Background
In this paper we determined the benefits of image registration on estimating longitudinal retinal nerve fiber layer thickness (RNFLT) changes.Methods
RNFLT maps around the optic nerve head (ONH) of healthy primate eyes were measured using Optical Coherence Tomography (OCT) weekly for 30 weeks. One automatic algorithm based on mutual information (MI) and the other semi-automatic algorithm based on log-polar transform cross-correlation using manually segmented blood vessels (LPCC_MSBV), were used to register retinal maps longitudinally.
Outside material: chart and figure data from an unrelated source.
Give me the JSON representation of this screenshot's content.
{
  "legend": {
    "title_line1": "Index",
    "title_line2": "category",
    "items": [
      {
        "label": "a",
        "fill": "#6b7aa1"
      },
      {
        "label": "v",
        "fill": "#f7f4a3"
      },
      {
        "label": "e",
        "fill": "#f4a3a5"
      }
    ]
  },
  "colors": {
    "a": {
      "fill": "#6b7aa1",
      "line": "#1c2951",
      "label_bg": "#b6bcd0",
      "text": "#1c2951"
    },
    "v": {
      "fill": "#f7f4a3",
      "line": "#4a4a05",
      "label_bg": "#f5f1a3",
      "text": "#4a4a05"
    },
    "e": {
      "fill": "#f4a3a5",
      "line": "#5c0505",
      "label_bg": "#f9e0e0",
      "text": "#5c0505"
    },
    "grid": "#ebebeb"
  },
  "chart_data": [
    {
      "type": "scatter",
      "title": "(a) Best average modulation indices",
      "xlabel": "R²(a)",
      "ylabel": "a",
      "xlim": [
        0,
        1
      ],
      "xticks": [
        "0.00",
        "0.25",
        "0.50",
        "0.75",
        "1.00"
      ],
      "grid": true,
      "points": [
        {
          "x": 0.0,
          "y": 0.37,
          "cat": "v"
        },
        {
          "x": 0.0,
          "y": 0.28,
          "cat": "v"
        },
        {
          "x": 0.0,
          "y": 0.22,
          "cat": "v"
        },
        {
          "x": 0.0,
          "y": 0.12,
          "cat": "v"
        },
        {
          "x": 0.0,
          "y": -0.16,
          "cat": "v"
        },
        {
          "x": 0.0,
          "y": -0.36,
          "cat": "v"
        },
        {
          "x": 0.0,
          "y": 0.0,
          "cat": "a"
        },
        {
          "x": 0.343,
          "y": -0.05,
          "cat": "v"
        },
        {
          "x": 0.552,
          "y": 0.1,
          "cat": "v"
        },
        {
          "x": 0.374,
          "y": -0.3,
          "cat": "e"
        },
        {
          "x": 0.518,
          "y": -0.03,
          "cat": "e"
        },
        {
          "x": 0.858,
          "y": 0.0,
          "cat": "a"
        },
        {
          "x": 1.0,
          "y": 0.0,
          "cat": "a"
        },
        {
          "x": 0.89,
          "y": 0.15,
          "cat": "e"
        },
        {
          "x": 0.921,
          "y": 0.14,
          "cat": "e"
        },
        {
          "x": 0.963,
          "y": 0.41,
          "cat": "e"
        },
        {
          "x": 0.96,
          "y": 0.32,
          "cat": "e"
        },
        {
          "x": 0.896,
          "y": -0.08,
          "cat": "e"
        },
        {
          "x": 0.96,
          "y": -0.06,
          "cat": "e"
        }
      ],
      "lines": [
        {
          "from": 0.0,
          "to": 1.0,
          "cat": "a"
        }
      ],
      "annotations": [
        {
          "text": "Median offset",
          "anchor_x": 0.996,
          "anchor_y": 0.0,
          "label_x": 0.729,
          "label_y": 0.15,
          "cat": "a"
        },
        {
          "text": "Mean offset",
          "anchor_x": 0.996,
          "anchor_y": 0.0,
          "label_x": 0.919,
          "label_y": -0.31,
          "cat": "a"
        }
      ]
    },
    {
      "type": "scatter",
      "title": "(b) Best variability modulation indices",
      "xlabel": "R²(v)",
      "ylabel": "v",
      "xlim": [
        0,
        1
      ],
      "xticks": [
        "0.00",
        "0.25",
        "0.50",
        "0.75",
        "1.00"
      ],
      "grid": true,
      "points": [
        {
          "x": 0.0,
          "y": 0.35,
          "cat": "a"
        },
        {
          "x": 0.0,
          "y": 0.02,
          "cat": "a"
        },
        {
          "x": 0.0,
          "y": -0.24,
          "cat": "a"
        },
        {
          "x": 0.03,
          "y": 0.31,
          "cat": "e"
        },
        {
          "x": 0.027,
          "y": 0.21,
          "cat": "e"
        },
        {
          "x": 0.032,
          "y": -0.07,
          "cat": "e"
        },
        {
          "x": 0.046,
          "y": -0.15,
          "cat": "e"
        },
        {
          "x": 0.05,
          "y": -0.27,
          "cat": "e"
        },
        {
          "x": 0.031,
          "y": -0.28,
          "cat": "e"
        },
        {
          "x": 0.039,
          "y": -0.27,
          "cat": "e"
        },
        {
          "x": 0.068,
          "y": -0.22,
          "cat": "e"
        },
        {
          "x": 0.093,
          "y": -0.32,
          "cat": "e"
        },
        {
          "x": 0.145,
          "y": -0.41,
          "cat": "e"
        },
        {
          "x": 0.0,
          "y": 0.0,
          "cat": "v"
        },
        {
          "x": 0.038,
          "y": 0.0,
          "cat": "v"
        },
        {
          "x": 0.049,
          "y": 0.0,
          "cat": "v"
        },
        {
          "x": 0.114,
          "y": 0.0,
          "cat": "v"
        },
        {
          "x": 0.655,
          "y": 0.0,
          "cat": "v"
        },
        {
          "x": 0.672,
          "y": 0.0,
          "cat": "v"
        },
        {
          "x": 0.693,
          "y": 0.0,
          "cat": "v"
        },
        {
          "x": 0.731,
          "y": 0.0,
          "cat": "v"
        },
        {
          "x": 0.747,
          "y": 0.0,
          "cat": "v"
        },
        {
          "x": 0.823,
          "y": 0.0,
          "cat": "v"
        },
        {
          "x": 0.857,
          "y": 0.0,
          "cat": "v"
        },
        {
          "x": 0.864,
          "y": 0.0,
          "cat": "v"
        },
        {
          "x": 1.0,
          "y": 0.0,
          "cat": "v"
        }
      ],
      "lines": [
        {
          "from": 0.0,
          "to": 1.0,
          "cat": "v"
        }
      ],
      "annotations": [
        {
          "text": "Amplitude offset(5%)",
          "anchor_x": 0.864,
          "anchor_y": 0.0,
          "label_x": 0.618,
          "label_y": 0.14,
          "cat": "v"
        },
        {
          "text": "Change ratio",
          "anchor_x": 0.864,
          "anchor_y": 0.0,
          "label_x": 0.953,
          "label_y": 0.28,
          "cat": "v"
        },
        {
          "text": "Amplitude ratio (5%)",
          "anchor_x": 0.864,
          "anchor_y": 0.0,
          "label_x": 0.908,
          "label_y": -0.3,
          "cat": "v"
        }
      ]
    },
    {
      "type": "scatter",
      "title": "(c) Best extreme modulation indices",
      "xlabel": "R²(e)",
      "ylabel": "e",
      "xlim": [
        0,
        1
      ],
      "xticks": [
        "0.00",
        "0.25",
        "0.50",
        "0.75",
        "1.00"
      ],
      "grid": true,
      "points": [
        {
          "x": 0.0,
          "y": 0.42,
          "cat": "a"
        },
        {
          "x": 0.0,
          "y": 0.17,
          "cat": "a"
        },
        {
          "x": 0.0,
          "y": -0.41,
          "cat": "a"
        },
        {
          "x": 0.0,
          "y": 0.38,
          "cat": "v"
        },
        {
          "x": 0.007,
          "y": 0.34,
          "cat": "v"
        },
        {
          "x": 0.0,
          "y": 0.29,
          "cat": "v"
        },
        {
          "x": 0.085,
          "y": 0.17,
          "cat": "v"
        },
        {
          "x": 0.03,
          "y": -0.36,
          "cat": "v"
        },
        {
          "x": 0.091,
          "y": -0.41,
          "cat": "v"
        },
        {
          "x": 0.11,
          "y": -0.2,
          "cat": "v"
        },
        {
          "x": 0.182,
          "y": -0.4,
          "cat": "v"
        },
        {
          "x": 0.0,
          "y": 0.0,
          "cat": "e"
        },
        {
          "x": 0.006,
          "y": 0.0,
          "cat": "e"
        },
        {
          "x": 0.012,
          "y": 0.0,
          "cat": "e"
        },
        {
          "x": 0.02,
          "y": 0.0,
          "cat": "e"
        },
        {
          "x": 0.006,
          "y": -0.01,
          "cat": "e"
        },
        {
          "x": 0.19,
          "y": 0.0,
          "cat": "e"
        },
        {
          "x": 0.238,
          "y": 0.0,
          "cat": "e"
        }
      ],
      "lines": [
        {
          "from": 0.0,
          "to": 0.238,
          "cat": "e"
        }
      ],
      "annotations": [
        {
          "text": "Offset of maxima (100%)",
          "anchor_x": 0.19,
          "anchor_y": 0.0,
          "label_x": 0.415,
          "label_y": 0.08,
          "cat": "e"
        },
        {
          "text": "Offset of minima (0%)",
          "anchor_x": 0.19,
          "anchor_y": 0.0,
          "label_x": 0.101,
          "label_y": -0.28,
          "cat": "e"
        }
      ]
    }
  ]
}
We compared the precision and recall between manually segmented image pairs for the two algorithms using a linear mixed effects model.Results
We found that the precision calculated between manually segmented image pairs following registration by LPCC_MSBV algorithm is significantly better than the one following registration by MI algorithm (p < <0.0001). Trend of the all-rings and temporal, superior, nasal and inferior (TSNI) quadrants average of RNFLT over time in healthy primate eyes are not affected by registration. RNFLT of clock hours 1, 2, and 10 showed significant change over 30 weeks (p = 0.0058, 0.0054, and 0.0298 for clock hours 1, 2 and 10 respectively) without registration, but stayed constant over time with registration.Conclusions
The LPCC_MSBV provides better registration of RNFLT maps recorded on different dates than the automatic MI algorithm. Registration of RNFLT maps can improve clinical analysis of glaucoma progression.